On rappellera que la loi oblige la rétention des logs dans les cybercafés et de toutes les entités qui offrent un accès Internet au public. Il rend également obligatoire cette conservation pour les FAI et les opérateurs télécoms sur une durée d’un an, afin de « prévenir » et « réprimer » les actes de terrorisme. Avec cette loi, un « simple » agent, habilité par les services de police et de la gendarmerie nationale, peut demander communication des logs (source, acheminement, destination, la date, heure, durée et localisation des données de communication) en dehors de toute intervention judiciaire. La demande est faite simplement après accord préalable d’une personnalité désignée par la Commission nationale de contrôle des interceptions de sécurité, sous l’autorité du Ministre de l’Intérieur.

Pour les sénateurs, cette procédure dépasse le cadre de la simple police administrative ou du maintien de l’ordre public. Elle pourrait être employée à d’autres fins, comme la répression, ce qui implique un contrôle accru du fait du risque d’abus. Dès lors, estiment les parlementaires, « non placée sous la surveillance de l’autorité judiciaire, [celle-ci] méconnaît tant la liberté individuelle que le droit à la vie privée. » Le Conseil constitutionnel valide en partie ce point de vue. La réquisition des logs, placée sous la seule responsabilité du pouvoir exécutif, viole le principe de la séparation des pouvoirs lorsqu’elle veut assurer la répression. Pourquoi ? Car la répression est de la compétence de l’autorité judiciaire et implique une couche de garanties supérieures. Mais le Conseil ne va pas annuler le texte, car le morceau de phrase problématique est séparable du tout. Il estime donc qu’en supprimant trois petits mots indépendants ( « et de réprimer » de « afin de prévenir et de réprimer les actes de terrorisme »), tout rentre dans l’ordre.

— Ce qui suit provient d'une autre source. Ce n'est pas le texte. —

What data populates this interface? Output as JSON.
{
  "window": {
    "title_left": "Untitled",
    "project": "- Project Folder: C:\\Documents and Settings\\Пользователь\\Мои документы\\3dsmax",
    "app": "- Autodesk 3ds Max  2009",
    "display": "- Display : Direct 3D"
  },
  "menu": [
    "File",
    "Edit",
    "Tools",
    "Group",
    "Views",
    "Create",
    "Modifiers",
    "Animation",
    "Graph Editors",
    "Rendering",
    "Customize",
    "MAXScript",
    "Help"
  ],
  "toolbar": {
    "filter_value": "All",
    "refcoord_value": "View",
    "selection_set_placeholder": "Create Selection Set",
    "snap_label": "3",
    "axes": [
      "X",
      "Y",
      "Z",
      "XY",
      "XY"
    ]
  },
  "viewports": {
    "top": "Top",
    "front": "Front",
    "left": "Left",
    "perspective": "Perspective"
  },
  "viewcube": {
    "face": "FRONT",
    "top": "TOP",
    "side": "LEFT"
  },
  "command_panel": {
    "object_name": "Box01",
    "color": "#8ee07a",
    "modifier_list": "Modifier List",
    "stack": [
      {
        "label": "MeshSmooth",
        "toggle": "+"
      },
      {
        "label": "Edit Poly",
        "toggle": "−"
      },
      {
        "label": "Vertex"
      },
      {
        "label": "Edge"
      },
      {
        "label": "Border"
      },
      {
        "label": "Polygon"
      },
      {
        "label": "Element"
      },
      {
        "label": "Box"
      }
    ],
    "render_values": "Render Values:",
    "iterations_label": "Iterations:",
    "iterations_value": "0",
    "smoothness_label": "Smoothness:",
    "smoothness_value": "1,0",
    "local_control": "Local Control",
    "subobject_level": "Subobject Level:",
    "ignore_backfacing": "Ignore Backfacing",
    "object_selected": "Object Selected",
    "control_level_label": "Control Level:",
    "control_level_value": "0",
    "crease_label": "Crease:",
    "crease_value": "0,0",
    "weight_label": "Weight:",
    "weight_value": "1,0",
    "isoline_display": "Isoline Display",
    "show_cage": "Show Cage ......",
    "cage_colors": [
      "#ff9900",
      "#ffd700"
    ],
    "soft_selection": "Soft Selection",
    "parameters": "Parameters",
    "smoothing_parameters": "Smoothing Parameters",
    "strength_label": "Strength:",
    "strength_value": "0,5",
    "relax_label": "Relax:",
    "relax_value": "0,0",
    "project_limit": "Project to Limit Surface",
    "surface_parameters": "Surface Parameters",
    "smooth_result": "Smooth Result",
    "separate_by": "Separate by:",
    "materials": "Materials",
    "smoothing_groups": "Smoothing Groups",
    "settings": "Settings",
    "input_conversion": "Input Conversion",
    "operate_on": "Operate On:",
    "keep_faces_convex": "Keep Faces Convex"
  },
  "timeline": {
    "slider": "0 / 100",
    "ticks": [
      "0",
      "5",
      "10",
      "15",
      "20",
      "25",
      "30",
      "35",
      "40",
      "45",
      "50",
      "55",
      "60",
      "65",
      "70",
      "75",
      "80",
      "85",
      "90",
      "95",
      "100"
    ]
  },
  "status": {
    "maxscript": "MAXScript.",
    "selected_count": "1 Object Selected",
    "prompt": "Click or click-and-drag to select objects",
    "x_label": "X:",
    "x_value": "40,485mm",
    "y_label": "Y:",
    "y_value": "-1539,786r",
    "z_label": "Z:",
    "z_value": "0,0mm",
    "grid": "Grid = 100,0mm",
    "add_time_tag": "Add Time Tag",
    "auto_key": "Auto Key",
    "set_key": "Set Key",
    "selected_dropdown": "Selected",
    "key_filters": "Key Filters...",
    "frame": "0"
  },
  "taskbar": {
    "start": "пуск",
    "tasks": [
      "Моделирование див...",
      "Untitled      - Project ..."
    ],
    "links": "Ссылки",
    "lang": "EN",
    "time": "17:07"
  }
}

Du coup, la rétention des logs se trouve validée par le juge constitutionnel qui rappelle que toutes les garanties habituelles pourront toujours jouer. Pour le reste, le Conseil constate encore que le législateur a bien « assuré la conciliation qui lui incombe entre, d’une part, le respect de la vie privée des personnes et la liberté d’entreprendre des opérateurs, et, d’autre part, la prévention des actes terroristes, à laquelle concourt la procédure. » On pourra lire la décision en question sur le site de la haute juridiction.